Spread a generous amount on a counter-top or table. Emergency situation, just lay your bucket on it's side and cover the inside with flour.

Lay out the dough in an 8 inch by 12 inch square, but DO NOT expel air. Now, that's totally opposite of any other bread I make so that might through you for a loop. Don't be thrown. Just follow what I say and you will be happy. Ahh. Trust is good. Trust Chef Tess...{mind control complete...}

Top the dough with a good sprinkle of flour.

 Take out a sharp serrated knife and slice the dough into 4 strips, long wise.

OH mercy...look at that grain! Are you happy yet? I'm getting so giddy!

Lightly oil 2 sheet pans and lay 2 loaves on each pan.
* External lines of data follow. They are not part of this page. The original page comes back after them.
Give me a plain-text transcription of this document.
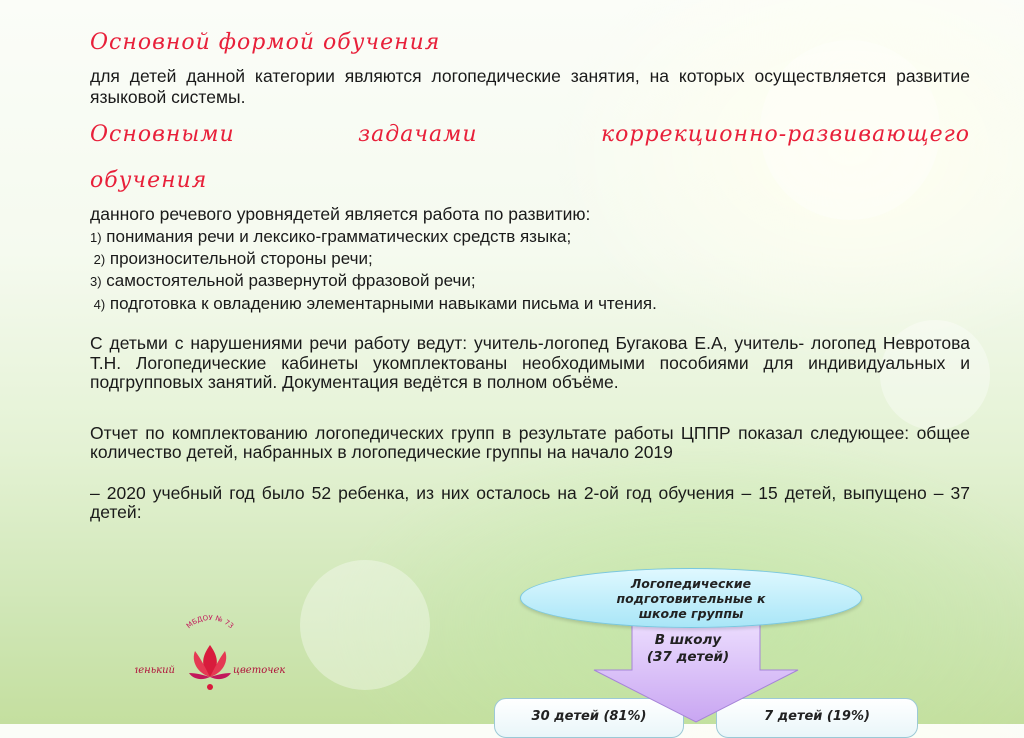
Основной формой обучения
для детей данной категории являются логопедические занятия, на которых осуществляется развитие языковой системы.
Основными задачами коррекционно-развивающего
обучения
данного речевого уровнядетей является работа по развитию:
1) понимания речи и лексико-грамматических средств языка;
2) произносительной стороны речи;
3) самостоятельной развернутой фразовой речи;
4) подготовка к овладению элементарными навыками письма и чтения.
С детьми с нарушениями речи работу ведут: учитель-логопед Бугакова Е.А, учитель- логопед Невротова Т.Н. Логопедические кабинеты укомплектованы необходимыми пособиями для индивидуальных и подгрупповых занятий. Документация ведётся в полном объёме.
Отчет по комплектованию логопедических групп в результате работы ЦППР показал следующее: общее количество детей, набранных в логопедические группы на начало 2019
– 2020 учебный год было 52 ребенка, из них осталось на 2-ой год обучения – 15 детей, выпущено – 37 детей:
МБДОУ № 73
енький	цветочек
Логопедические подготовительные к школе группы
В школу
(37 детей)
30 детей (81%)	7 детей (19%)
OH have mercy! Are you happy now?!

Allow to raise, uncovered for 1 hour. Preheat your oven to 425 degrees.

When the loaf is fluffy enough to pass the edge of the pan...

Bake it! 20-25 minutes.   It will get all golden and awe inspiring.

We topped it with some gorgonzola lemon herb butter. It was totally wicked...you should eat it everyday.

Then, to make my hum-drum life complete...I topped out the day with Pesto. The heavenly green gloop of happiness.   He sounds like a magical elf who lives in the ceiling huh? Nope...He lives on my pasta.

Low carb be dang-tootin' banished to another side of the universe!

We are living it up!  Okay...and believe it or not, that's all whole grain, low glycemic index and low fat food...so my body is happy. I'm full...and I'm feeling great. Weight loss update...down 45 lbs. So...you know it's not just in my mind, right?! 

There you go. Make some Ciabatta! Want the printable? Look here.


"Horno de Barrow" Tom said...


I baked a double batch of this in my wood fired oven over the weekend, with a slight adjustment to the hydration because I'm baking in a WFO, and it is AWESOME!

Next time I think I'm going to have to do a triple batch (or even quadruple, which I think will probably all fit in my WFO) since it went over so well with the folks I gave loaves to.


Chef Tess said...

Thank you Tom! I'm so glad! Your Wood fired oven pictures have made me want to have one of my own! Oh...and your grain knowledge is outstanding! I know you build them and they are amazing!! So...at that, you also do contract work for those wanting to have them built. People can contact you here: hornodebarrow@hotmail.com correct?

"Horno de Barrow" Tom said...


When I converted this to weight I got ~140g for a cup of whole wheat. I used Honeyville's whole wheat and I fluffed, spooned it into a measuring cup and leveled it with a dough scraper. I did this a half dozen times and took an average. When I look on the internet, however, I find that most sites state that a cup of whole wheat flour weighs 120G. That is fairly significant and would make a difference in the hydration of the dough. Do you have any comments or suggestions as to which would be more accurate to reproduce the same result as you achieve?


Chef Tess said...

It is really going to vary on the mill of the flour. How fine are you going? In using the Organic whole wheat from Honeyville, I'm getting 120-125 g per cup on average to get the results I like, so we're close. Wheat Montana Pairie Gold is at 132 g per cup but I fine mill it. It is slightly higher but milled really fine. I'm still able to get a very similar bread with either mill so I'd say go with around 130g per cup . 195 g in the sponge and 390 in the dough. From now on I will be including weight measurements whenever possible. I've tended to lean toward just giving the cup measurements for the home bakers just starting out without scales. Keep up the great work!

Anonymous said...

Printer friendly recipes would be a big bonus. Will try your recipe and let you know how it goes.

Chef Tess said...

Sorry it took so long sweetie. I just posted the link to the printable. Enjoy!

Anonymous said...

The printable version link ... isn't there. Was it removed? Would love to print out the recipe. Thanks!